Skywatcher shrugged. “Maybe this is your chance to show forgiveness, to prove that SkyClan has recovered and grown stronger from that time, and can show mercy of its own.”

Leafstar didn’t have a chance to reply before she glimpsed a movement among the rocks above the training area, and a black tom bounded into the open. The fur on her neck started to rise, thinking that a rogue was invading the gorge, until she spotted the glitter of stars around his paws.
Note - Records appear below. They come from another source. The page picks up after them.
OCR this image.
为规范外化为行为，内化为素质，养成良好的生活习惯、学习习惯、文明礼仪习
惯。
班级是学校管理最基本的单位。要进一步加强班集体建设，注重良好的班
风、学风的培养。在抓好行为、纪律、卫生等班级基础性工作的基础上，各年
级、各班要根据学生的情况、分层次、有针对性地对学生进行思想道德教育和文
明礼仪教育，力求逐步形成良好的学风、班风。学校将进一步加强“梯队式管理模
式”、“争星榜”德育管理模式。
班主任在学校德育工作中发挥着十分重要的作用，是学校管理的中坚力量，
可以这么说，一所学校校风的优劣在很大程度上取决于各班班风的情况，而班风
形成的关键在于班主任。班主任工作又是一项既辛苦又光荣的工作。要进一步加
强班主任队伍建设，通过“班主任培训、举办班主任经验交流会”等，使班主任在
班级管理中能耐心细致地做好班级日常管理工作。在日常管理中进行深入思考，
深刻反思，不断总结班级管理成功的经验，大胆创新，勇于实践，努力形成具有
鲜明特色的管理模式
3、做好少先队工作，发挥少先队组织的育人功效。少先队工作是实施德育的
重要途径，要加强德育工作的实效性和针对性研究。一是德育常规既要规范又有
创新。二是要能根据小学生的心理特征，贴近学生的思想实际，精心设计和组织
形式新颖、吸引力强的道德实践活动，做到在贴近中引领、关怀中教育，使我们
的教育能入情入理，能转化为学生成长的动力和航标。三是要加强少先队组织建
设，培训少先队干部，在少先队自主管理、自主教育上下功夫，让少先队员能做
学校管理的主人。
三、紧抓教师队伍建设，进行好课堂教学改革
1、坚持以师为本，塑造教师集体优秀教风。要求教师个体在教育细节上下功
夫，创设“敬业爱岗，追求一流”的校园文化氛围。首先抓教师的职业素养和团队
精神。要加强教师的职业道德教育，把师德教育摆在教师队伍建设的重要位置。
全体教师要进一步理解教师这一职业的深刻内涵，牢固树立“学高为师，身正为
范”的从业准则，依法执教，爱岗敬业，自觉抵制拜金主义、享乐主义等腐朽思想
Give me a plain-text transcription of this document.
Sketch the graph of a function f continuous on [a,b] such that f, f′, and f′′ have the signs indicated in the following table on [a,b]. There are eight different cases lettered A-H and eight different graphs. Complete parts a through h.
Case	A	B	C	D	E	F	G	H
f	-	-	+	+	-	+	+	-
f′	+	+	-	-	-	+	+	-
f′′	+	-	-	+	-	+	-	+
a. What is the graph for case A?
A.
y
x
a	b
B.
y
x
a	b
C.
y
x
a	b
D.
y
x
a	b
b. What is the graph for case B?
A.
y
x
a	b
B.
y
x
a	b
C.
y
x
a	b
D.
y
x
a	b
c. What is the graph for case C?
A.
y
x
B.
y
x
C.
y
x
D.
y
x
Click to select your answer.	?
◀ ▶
The newcomer stormed up to Skywatcher, his ears flat with fury, his eyes blazing. “No mercy!” he snarled. “SkyClan has to survive alone! These intruders do not deserve to be warriors if all they ever wanted was our strength and experience to fight their battle.” He spun around and fixed his burning gaze on Leafstar. “SkyClan cannot leave the gorge!”

Skywatcher reached out with his tail in a calming gesture. “Swallowflight,” he meowed, “you are blinded by the wounds that were given to you long ago.”

“It was a wound from which we never recovered,” Swallowflight hissed.

“But the Clan did recover.” Skywatcher nodded to Leafstar. “Look, it’s back where it belongs, in the gorge that you found.”

“This is not a true Clan!” Swallowflight spat. “How many of them are kittypets, refusing to leave their pampered nests of slop and Twolegs fawning over them? Their leader doesn’t even know where half of them are when she’s asleep.”